Tout d’abord, je profite de l’occasion pour féliciter tous les bacheliers ayant réussi leur baccalauréat et leur souhaiter la bienvenue à l’université. Pour revenir à votre question concernant le respect des choix, je tiens à rassurer tout le monde que leurs dix choix seront bien étudiés et ils n’auront qu’à respecter les choix que leur propose l’ordinateur en fonction des moyennes obtenues bien évidemment. Le ministère ne devrait pas affecter un étudiant vers une autre filière ne répondant pas aux dix choix proposés, sauf si la moyenne et les capacités de l’étudiant en question sont incompatibles.

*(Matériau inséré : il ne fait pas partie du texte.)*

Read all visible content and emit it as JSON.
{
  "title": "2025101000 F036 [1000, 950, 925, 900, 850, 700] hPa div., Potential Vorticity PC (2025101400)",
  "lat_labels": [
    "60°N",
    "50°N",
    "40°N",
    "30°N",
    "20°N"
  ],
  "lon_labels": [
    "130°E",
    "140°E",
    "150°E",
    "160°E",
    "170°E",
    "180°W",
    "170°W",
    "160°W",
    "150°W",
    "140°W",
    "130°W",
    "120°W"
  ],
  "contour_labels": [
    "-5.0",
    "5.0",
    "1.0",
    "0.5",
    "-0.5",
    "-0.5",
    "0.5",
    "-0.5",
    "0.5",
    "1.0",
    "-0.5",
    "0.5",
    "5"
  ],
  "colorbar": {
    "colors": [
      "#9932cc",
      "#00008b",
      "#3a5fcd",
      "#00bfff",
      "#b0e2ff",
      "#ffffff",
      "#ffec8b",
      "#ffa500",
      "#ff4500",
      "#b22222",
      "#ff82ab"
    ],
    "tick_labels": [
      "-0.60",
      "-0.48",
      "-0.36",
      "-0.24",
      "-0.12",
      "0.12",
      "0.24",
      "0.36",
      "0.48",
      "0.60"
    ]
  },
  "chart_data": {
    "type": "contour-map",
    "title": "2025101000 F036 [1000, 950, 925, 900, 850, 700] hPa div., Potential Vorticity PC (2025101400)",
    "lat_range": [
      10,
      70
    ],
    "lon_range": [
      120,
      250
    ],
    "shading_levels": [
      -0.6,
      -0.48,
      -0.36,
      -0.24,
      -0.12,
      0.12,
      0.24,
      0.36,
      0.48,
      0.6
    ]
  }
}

Comme à chaque année universitaire, l’on dénombre entre 7.000 à 10.000 nouveaux bacheliers à voir leurs choix refuser, le ministère compte-t-il de réduire le nombre de recours introduits cette année?

 

Effectivement, nous avons mobilisé bon nombre d’enseignants universitaires en vue de réduire le nombre de recours et nous avons même autorisé aux parents d’accompagner leurs enfants dans les universités pour les aider à remplir leurs fiches de vœux. Notre but, c’est de permettre aux titulaires du baccalauréat de sélectionner les spécialistes qui ne risquent pas d’être refusées. Certes que la question des recours dérange beaucoup le ministère, mais nous ne pouvons pas en finir totalement avec ce phénomène. De ce fait, j’appelle les bacheliers à faire des choix en fonction de leurs tendances et de leurs moyennes.  

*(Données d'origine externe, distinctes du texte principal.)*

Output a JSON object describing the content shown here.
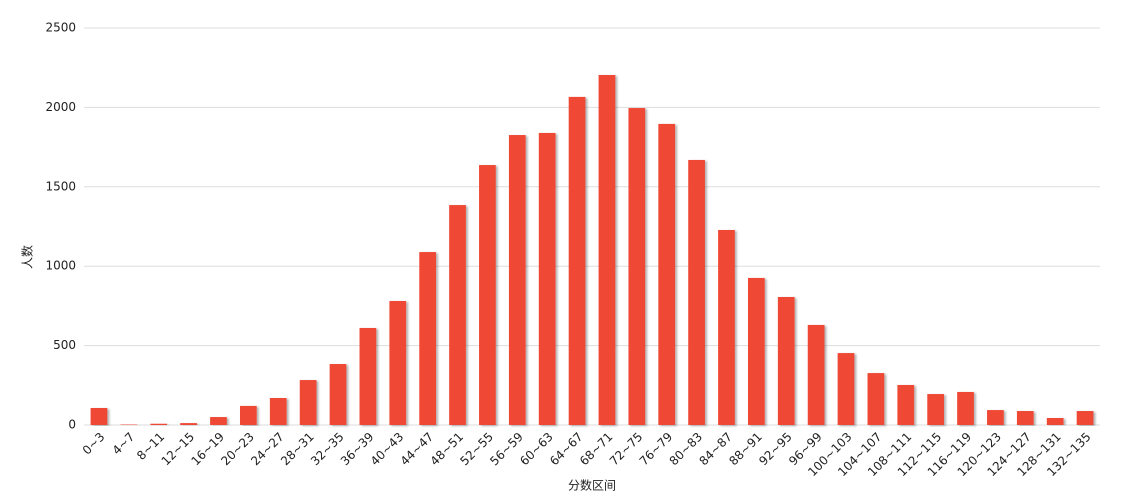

Vous avez introduit dans le nouveau guide d’étudiant nombre de spécialités indésirables, pourquoi les maintenir alors?

Il est vrai qu’il y a des spécialités indésirables, mais il n’est pas possible d’exclure certaines filières rien que pour satisfaire la volonté de la majorité sachant qu’il y a en revanche une minorité qui les choisisse. Quant à l’orientation obligatoire vers elles (spécialités), je dirai qu’il y a malheureusement des moyennes qui ne permettent pas aux bacheliers d’évoluer dans les filières de leur choix.

 

Pourquoi ne trouve-t-on pas des spécialités correspondant à la demande sur le marché du travail?

Créer de nouvelles spécialités ne se fait que sur décision gouvernementale en premier lieu et le ministère ne peut en créer sans avoir l’aval préalable du gouvernement.

C’est le gouvernement qui décide d’introduire ces nouvelles filières. Certes qu’il y a un manque, mais nous tentons de créer certaines branches en fonction des moyens d’enseignement et du nombre d’universités dont nous disposons. Nous sommes en pleine progression pour répondre aux besoins du marché de travail algérien.

Pourquoi existe-il de la spéculation concernant la moyenne requise pour accéder aux études en ingéniorat et en médecine?

 

C’est une question pertinente que je dois éclaircir. Il faut savoir que la moyenne telle que requise pour accéder à certaines spécialités, comme la médecine, l’ingéniorat et les classes préparatoires n’ouvre pas automatiquement droit à une inscription définitive. 

Certaines organisations mondiales ont classé les universités algériennes en bas du tableau. Quel commentaire faites-vous sur ce sujet ?

 

Je regrette ce classement et je dois expliquer un point: sur quelle base les universités algériennes étaient classées en bas du tableau? Ces organisations ne se basent pas sur des critères universels et pédagogiques, parce que d’autres organisations classent en revanche nos universités en haut du tableau d’où mon étonnement au fait que ces organisations non officielles classent des universités tchadienne et burkinabè en meilleures positions que les nôtres, alors que leurs étudiants parcourent des milliers de kilomètres pour venir étudier au sein de nos universités. S’il s’avère vrai, pourquoi parcourent-ils tant de kilomètres pour rejoindre nos universités?